If I read this OP question right, though, there are two problems: The betadine package isn't sterile, and there is no assistant to help. If either one of these things were different the whole question would be moot.

Specializes in Emergency.
On 1/13/2020 at 11:40 AM, JKL33 said:

If I read this OP question right, though, there are two problems: The betadine package isn't sterile, and there is no assistant to help. If either one of these things were different the whole question would be moot.

You are absolutely right, I was just relating a real-world problem I dealt with while working 38:1 at a SNF with no supplies and no help. The betadine package came in the kit so it started out sterile and the package became un-sterile, true. One does what one can in impossible situations.

10 minutes ago, CKPM2RN said:

One does what one can in impossible situations.

I feel like this is the real life answer so many things I read on here.

Specializes in ER, ICU, Infusion, peds, informatics.
On 1/11/2020 at 9:58 AM, Nurse Trini said:

A glove? Yeah, I'm with kp. If I had to make do, I'd use a 4x4 or something flat. In my last job, we had sterile drapes that were our goto thing for expanding a sterile field (they were about 2 feet square).

Of course, when I switched to working in the school, I thought my foley days were over, but I was wrong. I do insist on the kits though.

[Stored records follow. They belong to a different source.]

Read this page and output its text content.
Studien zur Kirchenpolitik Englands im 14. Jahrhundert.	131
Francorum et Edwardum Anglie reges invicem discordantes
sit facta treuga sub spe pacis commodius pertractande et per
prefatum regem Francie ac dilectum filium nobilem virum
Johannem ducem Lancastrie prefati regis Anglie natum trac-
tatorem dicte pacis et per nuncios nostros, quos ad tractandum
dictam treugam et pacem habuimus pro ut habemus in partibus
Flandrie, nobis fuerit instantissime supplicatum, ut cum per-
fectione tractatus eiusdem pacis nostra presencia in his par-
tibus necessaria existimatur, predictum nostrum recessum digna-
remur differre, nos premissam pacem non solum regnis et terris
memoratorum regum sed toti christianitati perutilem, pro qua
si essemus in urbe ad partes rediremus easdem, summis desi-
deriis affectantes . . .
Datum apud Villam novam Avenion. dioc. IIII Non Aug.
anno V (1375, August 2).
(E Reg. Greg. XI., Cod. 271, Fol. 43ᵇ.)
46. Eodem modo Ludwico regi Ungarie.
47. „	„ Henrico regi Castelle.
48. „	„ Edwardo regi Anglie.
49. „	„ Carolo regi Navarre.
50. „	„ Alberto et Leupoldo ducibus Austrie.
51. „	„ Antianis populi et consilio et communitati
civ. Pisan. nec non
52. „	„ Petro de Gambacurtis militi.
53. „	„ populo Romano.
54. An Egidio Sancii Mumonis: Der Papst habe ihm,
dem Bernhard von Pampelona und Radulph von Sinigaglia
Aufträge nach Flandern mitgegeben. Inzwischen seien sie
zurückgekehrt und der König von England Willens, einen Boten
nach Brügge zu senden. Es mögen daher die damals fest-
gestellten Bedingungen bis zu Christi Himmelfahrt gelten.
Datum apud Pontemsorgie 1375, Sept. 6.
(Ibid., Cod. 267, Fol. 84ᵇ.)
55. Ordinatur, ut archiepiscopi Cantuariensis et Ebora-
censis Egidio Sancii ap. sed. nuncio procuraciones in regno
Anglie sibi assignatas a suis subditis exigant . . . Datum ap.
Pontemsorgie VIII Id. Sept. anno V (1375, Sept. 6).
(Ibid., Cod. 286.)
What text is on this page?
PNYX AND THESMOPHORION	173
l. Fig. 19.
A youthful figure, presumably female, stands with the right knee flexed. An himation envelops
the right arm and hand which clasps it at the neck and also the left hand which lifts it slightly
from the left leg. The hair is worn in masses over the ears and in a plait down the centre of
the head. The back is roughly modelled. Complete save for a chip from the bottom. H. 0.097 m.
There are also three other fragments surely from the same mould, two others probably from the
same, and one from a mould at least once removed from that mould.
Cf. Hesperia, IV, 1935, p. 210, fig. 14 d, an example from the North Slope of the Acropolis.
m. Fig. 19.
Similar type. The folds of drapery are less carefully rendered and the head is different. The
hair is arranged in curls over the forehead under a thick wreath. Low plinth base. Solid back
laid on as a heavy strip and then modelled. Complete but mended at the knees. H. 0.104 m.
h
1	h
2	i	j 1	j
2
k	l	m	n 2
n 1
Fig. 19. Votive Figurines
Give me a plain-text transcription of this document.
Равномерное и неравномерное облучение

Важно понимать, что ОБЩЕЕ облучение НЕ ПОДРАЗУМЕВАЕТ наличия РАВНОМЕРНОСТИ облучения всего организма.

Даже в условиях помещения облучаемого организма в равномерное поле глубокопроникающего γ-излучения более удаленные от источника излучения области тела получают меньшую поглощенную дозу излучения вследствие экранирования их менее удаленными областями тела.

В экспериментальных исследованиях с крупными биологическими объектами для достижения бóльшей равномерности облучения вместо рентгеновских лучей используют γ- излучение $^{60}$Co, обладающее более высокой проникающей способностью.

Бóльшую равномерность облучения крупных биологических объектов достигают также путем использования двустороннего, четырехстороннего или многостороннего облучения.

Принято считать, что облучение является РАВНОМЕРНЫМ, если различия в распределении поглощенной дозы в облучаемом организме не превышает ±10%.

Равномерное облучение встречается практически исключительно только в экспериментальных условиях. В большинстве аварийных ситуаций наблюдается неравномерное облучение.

I think she means the wrapping the gloves come in -- not the glove itself. I was taught to do that a long time ago -- open up the gloves, completely open up the paper they are wrapped in, flip one glove to the other side, and then dump my other supplies onto the packaging from the gloves. It isn't a waterproof sterile field, but if everything you are using is dry it works quite well.

I think the kits aren't very cost effective in low use areas/facilities because so many supplies inside can expire, and once one thing expires it basically renders the whole thing useless. I mean you can open it up and salvage what you can, but most won't.

OP, I've always treated straight caths as a sterile/dirty procedure -- one hand is sterile while the other is dirty. Before you put on your sterile gloves, carefully open the betadine package and prop it so that the ends are in the air. After you've set everything up and put on your sterile gloves, grab the betadine package with your "dirty" hand, pull the swabs out with your sterile hand. Lay the swabs on the sterile side of the plastic (waterproof) packaging from the gloves.